空气仿佛此刻才开始流转,她拭了拭发红的眼眶,几乎是轻功不沾地地到了于睿身旁。
“师父……”手足无措地依偎过去,师萤眼睛一眨,一串泪珠儿不受控制地便掉了下来。
于睿刚刚解除了诅咒醒来,脸色还十分苍白,神情倒是一如既往地平静沉稳。
“多大的人了,还哭成这样……”她微笑着替师萤擦去泪痕,“也不怕弟子们看到了笑话。”
温和又亲昵的话语,反而让师萤的泪水愈加汹涌,她想起之前发生的事,突觉不能这样耽搁,期期艾艾道:“师父,是白帝城的宫傲和夜帝替您解了诅咒,不,是过了诅咒,现在那个诅咒到了夜帝的身上!”
于睿平静的神情终于有了一丝裂缝,“他……”一丝叹息逸出,“又是何苦呢……”
师萤暗暗伤心,师父这般伤神的样子,她曾在幼时见过几次,不外是和一个异族人有关。年幼的她还以为这个异族人欺负了师父,才害得像神仙一般的师父郁郁寡欢起来。到如今……才知道,究竟是怎般的深情……
于睿从神思中缓过来,便见自家徒弟一副暗暗忧愁的样子,不禁失笑。
于睿自小智谋超群,世间万物在她眼中都是清晰明透的,哪怕此番忽闻卡卢比替她过了这无解的诅咒,她也不过是惆怅一刻,立即想到可以寻万花谷药王孙思邈解咒,天下之大,总有解决之法。
虽然心中已定,但看到师萤这般为她担忧,她心里更柔软了几分,生死边缘走了一趟,“珍惜眼前人”这几个字却是深深印在了心里。
“好了,不必烦忧,我们这就去寻他,总会想到办法的。”于睿温声说道,立刻安抚了师萤焦躁难安的心。
“是,师父。
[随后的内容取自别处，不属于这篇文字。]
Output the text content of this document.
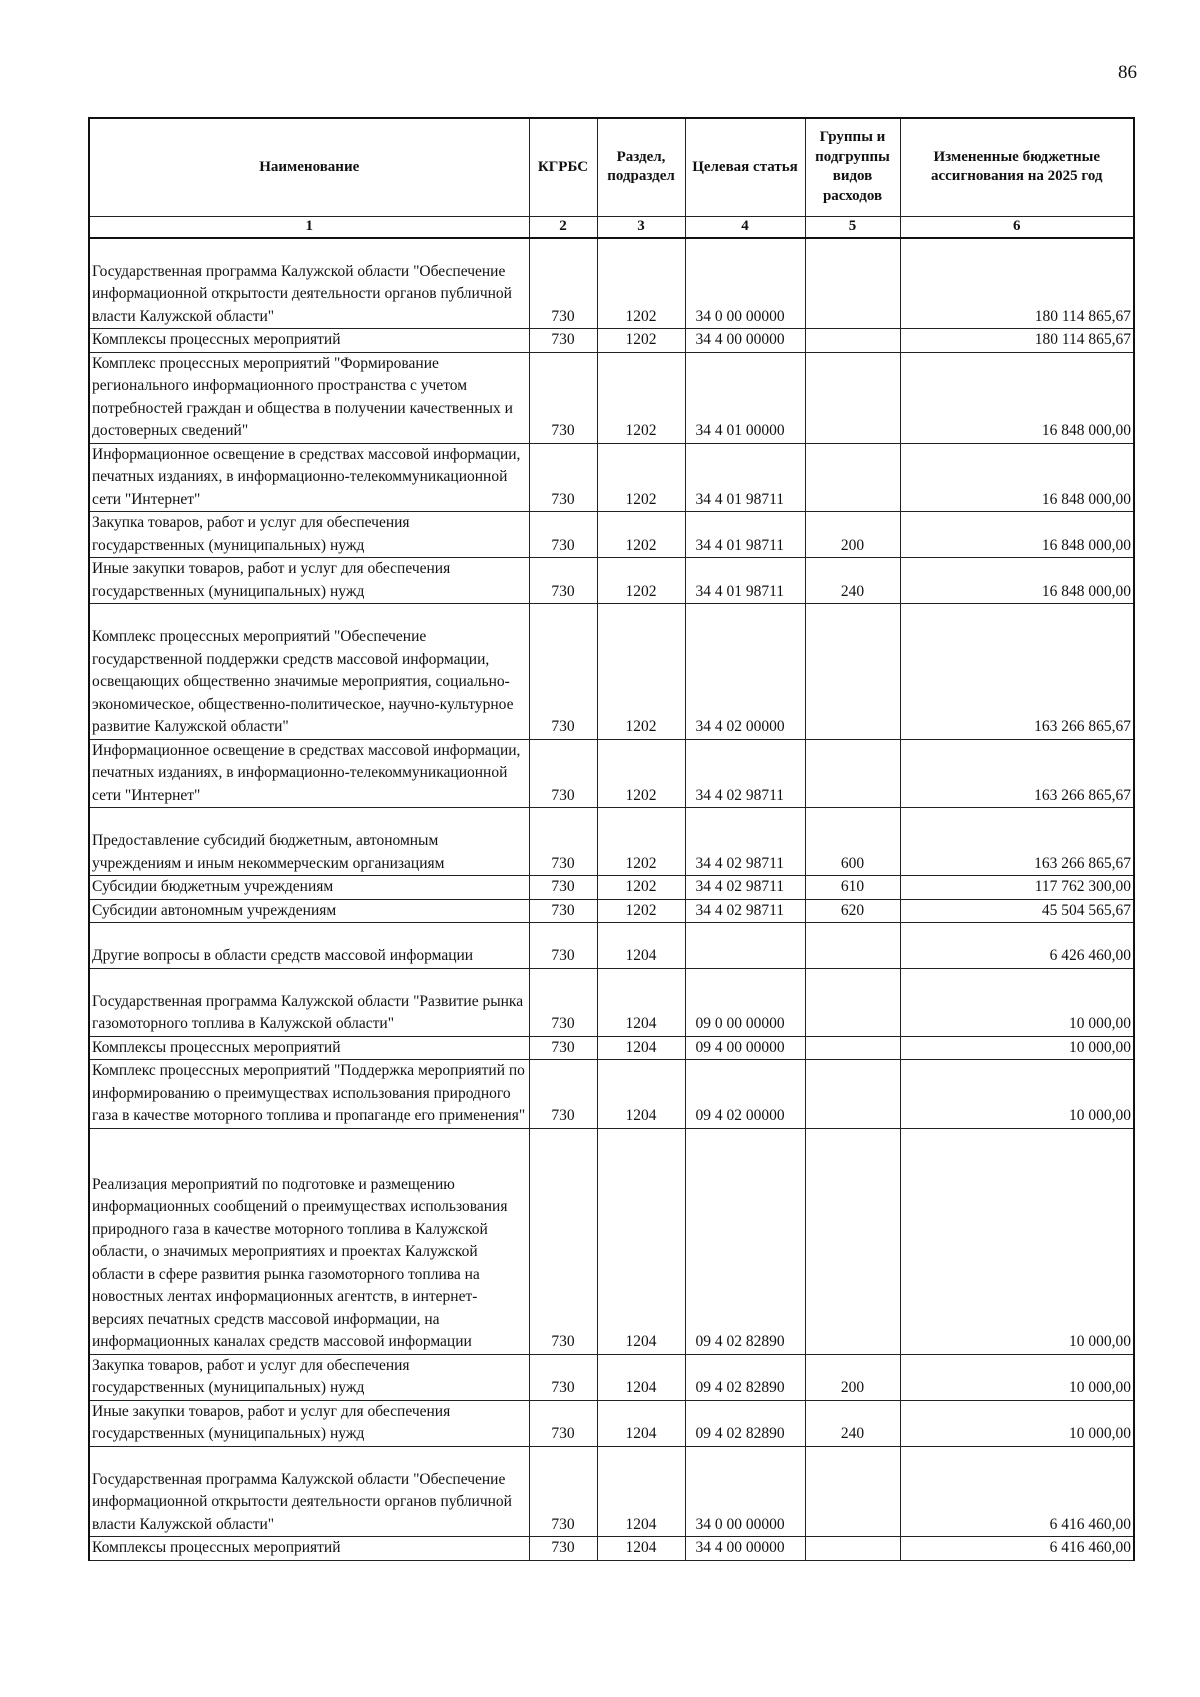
86
Наименование	КГРБС	Раздел, подраздел	Целевая статья	Группы и подгруппы видов расходов	Измененные бюджетные ассигнования на 2025 год
1	2	3	4	5	6

Государственная программа Калужской области "Обеспечение информационной открытости деятельности органов публичной власти Калужской области"	730	1202	34 0 00 00000		180 114 865,67

Комплексы процессных мероприятий	730	1202	34 4 00 00000		180 114 865,67

Комплекс процессных мероприятий "Формирование регионального информационного пространства с учетом потребностей граждан и общества в получении качественных и достоверных сведений"	730	1202	34 4 01 00000		16 848 000,00

Информационное освещение в средствах массовой информации, печатных изданиях, в информационно-телекоммуникационной сети "Интернет"	730	1202	34 4 01 98711		16 848 000,00

Закупка товаров, работ и услуг для обеспечения государственных (муниципальных) нужд	730	1202	34 4 01 98711	200	16 848 000,00

Иные закупки товаров, работ и услуг для обеспечения государственных (муниципальных) нужд	730	1202	34 4 01 98711	240	16 848 000,00

Комплекс процессных мероприятий "Обеспечение государственной поддержки средств массовой информации, освещающих общественно значимые мероприятия, социально-экономическое, общественно-политическое, научно-культурное развитие Калужской области"	730	1202	34 4 02 00000		163 266 865,67

Информационное освещение в средствах массовой информации, печатных изданиях, в информационно-телекоммуникационной сети "Интернет"	730	1202	34 4 02 98711		163 266 865,67

Предоставление субсидий бюджетным, автономным учреждениям и иным некоммерческим организациям	730	1202	34 4 02 98711	600	163 266 865,67

Субсидии бюджетным учреждениям	730	1202	34 4 02 98711	610	117 762 300,00

Субсидии автономным учреждениям	730	1202	34 4 02 98711	620	45 504 565,67

Другие вопросы в области средств массовой информации	730	1204			6 426 460,00

Государственная программа Калужской области "Развитие рынка газомоторного топлива в Калужской области"	730	1204	09 0 00 00000		10 000,00

Комплексы процессных мероприятий	730	1204	09 4 00 00000		10 000,00

Комплекс процессных мероприятий "Поддержка мероприятий по информированию о преимуществах использования природного газа в качестве моторного топлива и пропаганде его применения"	730	1204	09 4 02 00000		10 000,00

Реализация мероприятий по подготовке и размещению информационных сообщений о преимуществах использования природного газа в качестве моторного топлива в Калужской области, о значимых мероприятиях и проектах Калужской области в сфере развития рынка газомоторного топлива на новостных лентах информационных агентств, в интернет-версиях печатных средств массовой информации, на информационных каналах средств массовой информации	730	1204	09 4 02 82890		10 000,00

Закупка товаров, работ и услуг для обеспечения государственных (муниципальных) нужд	730	1204	09 4 02 82890	200	10 000,00

Иные закупки товаров, работ и услуг для обеспечения государственных (муниципальных) нужд	730	1204	09 4 02 82890	240	10 000,00

Государственная программа Калужской области "Обеспечение информационной открытости деятельности органов публичной власти Калужской области"	730	1204	34 0 00 00000		6 416 460,00

Комплексы процессных мероприятий	730	1204	34 4 00 00000		6 416 460,00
”
一身黑衣的夜帝坐在篝火旁,静静地仰望着天际,黑戈壁的夜晚静寂无声,惟有火堆噼里啪啦的燃爆声和幽幽的风声。
师萤扶着师父走到一旁,便悄悄地离开。
黑夜里,一身白衣的于睿似天际皎洁的明月,而夜帝,却似黑色的夜空,拥抱着这明月。
这幅画面太过凄冷,又太过美丽,师萤忍不住驻足,久久地望着这分明该毫无交集却又和谐无比的一双人。
夜风清凉,黑戈壁上头的星空璀璨无比,师萤经过这几天的惊吓担忧,此刻虽然略有困倦,精神却仍是振奋,索性在帐篷附近转转,静静地赏这大漠风光。
没走几步,师萤却察觉到暗中有道气息一直跟着她,没感觉到杀意,但这视线也绝不友好。
她握住了腰间佩剑,倏然,一道剑气便刺向那道气息的方向,黑暗里,那人却精准地躲开了。
她不再迟疑,提气持剑追上,一套剑招凌厉逼人,很快那人就露了颓势,师萤未多想,直接逼近欲挑落那人的蒙面。
长剑直扑那人的面颊,剑意凛冽寒凉,那人却避也未避,竟是一个扭身,袖中暗器闪电般向师萤袭来。
师萤大惊失色,剑势已去,她根本来不及避开,眼见闪着幽光的暗器朝她袭来。
“萤儿!”
一把弯刀径直飞来,恰恰将那些暗器挡落。
“师父……”师萤仓皇回头,眼里还残存着惊惧。
于睿上前,护住了师萤,而身旁的卡卢比已与那人缠斗在一起,繁星之下,那两道黑色人影都清晰可辨。
“夜帝他身体……”
于睿摇头,“已无大碍,唉,此事稍后再与你讲。”
师萤虽不解,还是乖巧地点头,因着心里的余悸,不禁靠得离师父更近一些。
“萤儿还是少了历练,”于睿见她这副模样,不禁叹息,“也是我不好,总是……不放心你下山,若不是今次与我一起,萤儿还未见过这大好河山。”
师萤低头,讷讷不言。
师父为何不放心她下山,她是有点知晓的。
纯阳说是修道之人,但不知为何,弟子之中,为情所困之人颇多,尤其是下山游历之后。
当初雨师兄多理智从容的人,却宁受江湖万人辱骂,也要与恶人谷的恋人双宿双飞。
连师父自己……也是在下山后,结了这一段难解的缘分。
师萤本是官宦人家的女儿,幼时孱弱,才被家人送入纯阳宫,以求修道习武,能长长久久、健健康康地生活。
那日裹着厚厚棉袍的小师萤摇摇晃晃地在祖师爷爷面前磕了个头,一个不稳滚了下去,恰好被于睿稳稳接住。这一段师徒缘分便始于怀中小娃儿的甜甜一笑。
或许是在师父身边长大的缘故,在四个弟子中,师父对她总是百般放心不下。
“萤儿你被护得太好,心肠又软,为人处世总带着点优柔寡断,武艺虽然练了起来,但遇到江湖歪招,你是万万料不到的。”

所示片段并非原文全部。